When Salmond and his colleagues speak of “Scotland’s oil” they do so as those with intimate connections to Scottish capital staking its claim to oil riches, not that of the “Scottish people.” Salmond worked directly for the Royal Bank of Scotland (RBS) between 1980 and 1987, first as an assistant economist, then as the Oil Economist and latterly as Royal Bank Economist. He specialized in oil and energy issues, even devising the “Royal Bank/BBC Oil Index,” which continues to be published monthly.

The dispute over oil revenues takes place against a background of worsening global economic conditions in the aftermath of the subprime mortgage collapse as the credit crunch plays havoc with the world’s banking system. The RBS, for example, has raised £12 billion in Europe’s largest-ever rights issue in order to recover from exposure to the US mortgage crisis. Difficulties with a £4 billion rights issue at HBOS saw its shares plunge by more than 11 percent. The SNP will seek to ensure that such losses to capital are clawed out of the backs of the working class.

In every country where separatist movements have emerged they have invariably assumed a right-wing character. The SNP’s populist rhetoric barely disguises a desire of a privileged stratum within Scotland to become rich by seizing control, or at least management, of essential assets. Whatever the SNP’s superficial left posturing, it has the same hostile relationship to the working class as the Northern League in Italy and the Vlaams Belang in Belgium, in championing the selfish interests of a regional bourgeoisie and upper middle class layers.

Whether it is successful in pushing for independence or whether its appeal remains limited to securing demands for greater autonomy, its nationalist agenda fosters divisions between workers in Scotland and England and thus diverts the working class from mounting an independent offensive to safeguard and secure its own interests against the Labour government and all the parties of big business.

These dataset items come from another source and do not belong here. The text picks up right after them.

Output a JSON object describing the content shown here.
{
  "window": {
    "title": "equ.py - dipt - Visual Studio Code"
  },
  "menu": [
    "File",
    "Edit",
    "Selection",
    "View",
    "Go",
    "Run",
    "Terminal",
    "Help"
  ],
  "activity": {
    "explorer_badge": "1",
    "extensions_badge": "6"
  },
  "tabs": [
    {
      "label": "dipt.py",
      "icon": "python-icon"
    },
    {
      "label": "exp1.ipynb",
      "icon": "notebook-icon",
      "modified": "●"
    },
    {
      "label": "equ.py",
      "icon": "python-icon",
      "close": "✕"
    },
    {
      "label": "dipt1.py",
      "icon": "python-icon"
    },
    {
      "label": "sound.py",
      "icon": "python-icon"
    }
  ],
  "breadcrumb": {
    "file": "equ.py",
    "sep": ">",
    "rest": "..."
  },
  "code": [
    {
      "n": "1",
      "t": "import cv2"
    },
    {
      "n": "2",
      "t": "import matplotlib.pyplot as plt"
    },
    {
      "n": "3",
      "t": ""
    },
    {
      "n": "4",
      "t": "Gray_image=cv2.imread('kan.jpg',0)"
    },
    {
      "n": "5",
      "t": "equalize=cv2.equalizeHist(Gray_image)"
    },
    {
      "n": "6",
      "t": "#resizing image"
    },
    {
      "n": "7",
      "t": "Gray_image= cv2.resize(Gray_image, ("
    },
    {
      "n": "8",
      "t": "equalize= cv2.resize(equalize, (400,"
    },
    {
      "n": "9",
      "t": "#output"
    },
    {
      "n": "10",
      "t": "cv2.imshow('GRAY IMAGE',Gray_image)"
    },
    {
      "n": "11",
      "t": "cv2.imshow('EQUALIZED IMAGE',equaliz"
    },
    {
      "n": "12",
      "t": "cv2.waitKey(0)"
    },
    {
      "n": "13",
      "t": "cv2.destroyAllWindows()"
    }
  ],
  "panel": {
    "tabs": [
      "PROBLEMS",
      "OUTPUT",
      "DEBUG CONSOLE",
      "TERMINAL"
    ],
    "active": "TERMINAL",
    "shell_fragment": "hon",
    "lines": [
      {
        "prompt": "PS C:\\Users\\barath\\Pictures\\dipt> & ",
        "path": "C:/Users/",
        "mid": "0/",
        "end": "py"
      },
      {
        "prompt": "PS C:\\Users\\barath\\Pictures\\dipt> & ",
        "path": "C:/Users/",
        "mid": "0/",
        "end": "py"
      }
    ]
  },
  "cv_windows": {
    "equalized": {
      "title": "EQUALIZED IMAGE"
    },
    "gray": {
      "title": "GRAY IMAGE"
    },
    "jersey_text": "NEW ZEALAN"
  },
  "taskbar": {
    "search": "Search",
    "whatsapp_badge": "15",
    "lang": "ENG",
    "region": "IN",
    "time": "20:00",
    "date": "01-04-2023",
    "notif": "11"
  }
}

The threatened breakup of nation states throughout Europe into rival regions dominated by grasping political cliques entirely beholden to big capital is a regressive and dangerous development that has invariably been accompanied by the growth of chauvinism, jingoism and anti-immigrant sentiment, ethnic divisions and even war. The working class must make unity its watchword, setting out to replace the outmoded capitalist nation state system with the United Socialist States of Europe as part of a world socialist federation.